Create a noisy sample from the current batch of data.
Put the noisy batch into the model.
Compute the squared difference between the model prediction and the target score – this is your loss.

Noise Schedule

A major question to consider is how many noise levels we need, and how they should be arranged relative to each other. Sampling will proceed by going through these levels from highest to lowest, so the more levels we have, the longer it takes to sample. There are some well-functioning guidelines on how to choose this schedule. Details can be found in the notebook. Getting this right is crucial for well-performing models!

The Rest

The standard architecture for score-based models is based on U-Nets. The repository has been updated with functionalities for the encoder-decoder skip connections these networks employ.
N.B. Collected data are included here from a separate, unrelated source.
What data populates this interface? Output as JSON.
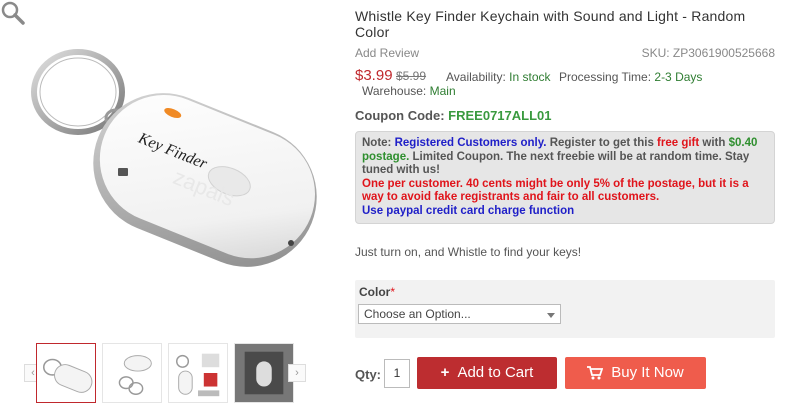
{
  "product": {
    "title": "Whistle Key Finder Keychain with Sound and Light - Random Color",
    "add_review": "Add Review",
    "sku": "SKU: ZP3061900525668",
    "price": "$3.99",
    "old_price": "$5.99",
    "availability_label": "Availability:",
    "availability_value": "In stock",
    "processing_label": "Processing Time:",
    "processing_value": "2-3 Days",
    "warehouse_label": "Warehouse:",
    "warehouse_value": "Main",
    "image_text": "Key Finder",
    "watermark": "zapals",
    "description": "Just turn on, and Whistle to find your keys!"
  },
  "coupon": {
    "label": "Coupon Code:",
    "code": "FREE0717ALL01"
  },
  "note": {
    "prefix": "Note:",
    "registered": "Registered Customers only.",
    "line1_mid": "Register to get this",
    "free_gift": "free gift",
    "with": "with",
    "amount": "$0.40 postage.",
    "line1_rest": "Limited Coupon. The next freebie will be at random time. Stay tuned with us!",
    "red_text": "One per customer. 40 cents might be only 5% of the postage, but it is a way to avoid fake registrants and fair to all customers.",
    "paypal": "Use paypal credit card charge function"
  },
  "options": {
    "color_label": "Color",
    "required_mark": "*",
    "select_value": "Choose an Option..."
  },
  "purchase": {
    "qty_label": "Qty:",
    "qty_value": "1",
    "add_to_cart_icon": "+",
    "add_to_cart": "Add to Cart",
    "buy_now": "Buy It Now"
  },
  "gallery": {
    "prev_icon": "‹",
    "next_icon": "›",
    "zoom_icon": "magnifier-icon"
  },
  "colors": {
    "price": "#c0282d",
    "in_stock": "#2f7d32",
    "coupon_code": "#3a9a3f",
    "add_to_cart_bg": "#bd2d30",
    "buy_now_bg": "#ef5c4c"
  }
}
All parts of the implementation should be relatively short and simple, especially compared to last week’s Glow model. With this, you should be able to build strong generative models on pretty much any of the datasets we offer. The notebook also contains some pointers to usages besides “raw” generation, such as inpainting or creating “variations” on existing data points.

What to watch out for

Take your time tuning the noise schedule and generation process, especially the step size epsilon. This is really important to get right, as even small deviations can result in complete failure to generate proper outputs.
- Note that training is independent of epsilon, so you don’t need to retrain the model to try out different values.
In terms of how many noise levels and generation steps, rather use too many than too few.
Put aside plenty of time for various generation tasks and evaluation; the sequential generation process is very slow.
Similarly, score-based models seem to require rather long training. Papers usually report a number of training steps in the hundreds of thousands, even for smaller datasets like CIFAR.
- Keep in mind, for a dataset with 60,000 samples and batch size 256, there are only slightly above 200 steps per epoch. So you would require close to 500 epochs for just 100,000 steps. You could of course reduce the batch size to cover more steps per epoch.
The latter point holds even if the loss seems to plateau relatively early. Just keep going!

All in all, there are a few more implementation details to fill in this time than usual, to make sure you really engage with the concepts. Understanding these will be important to be able to follow the concepts of the next couple of weeks. After getting it to run, just try to achieve a good model for a dataset of your choice and check some of the advanced concepts!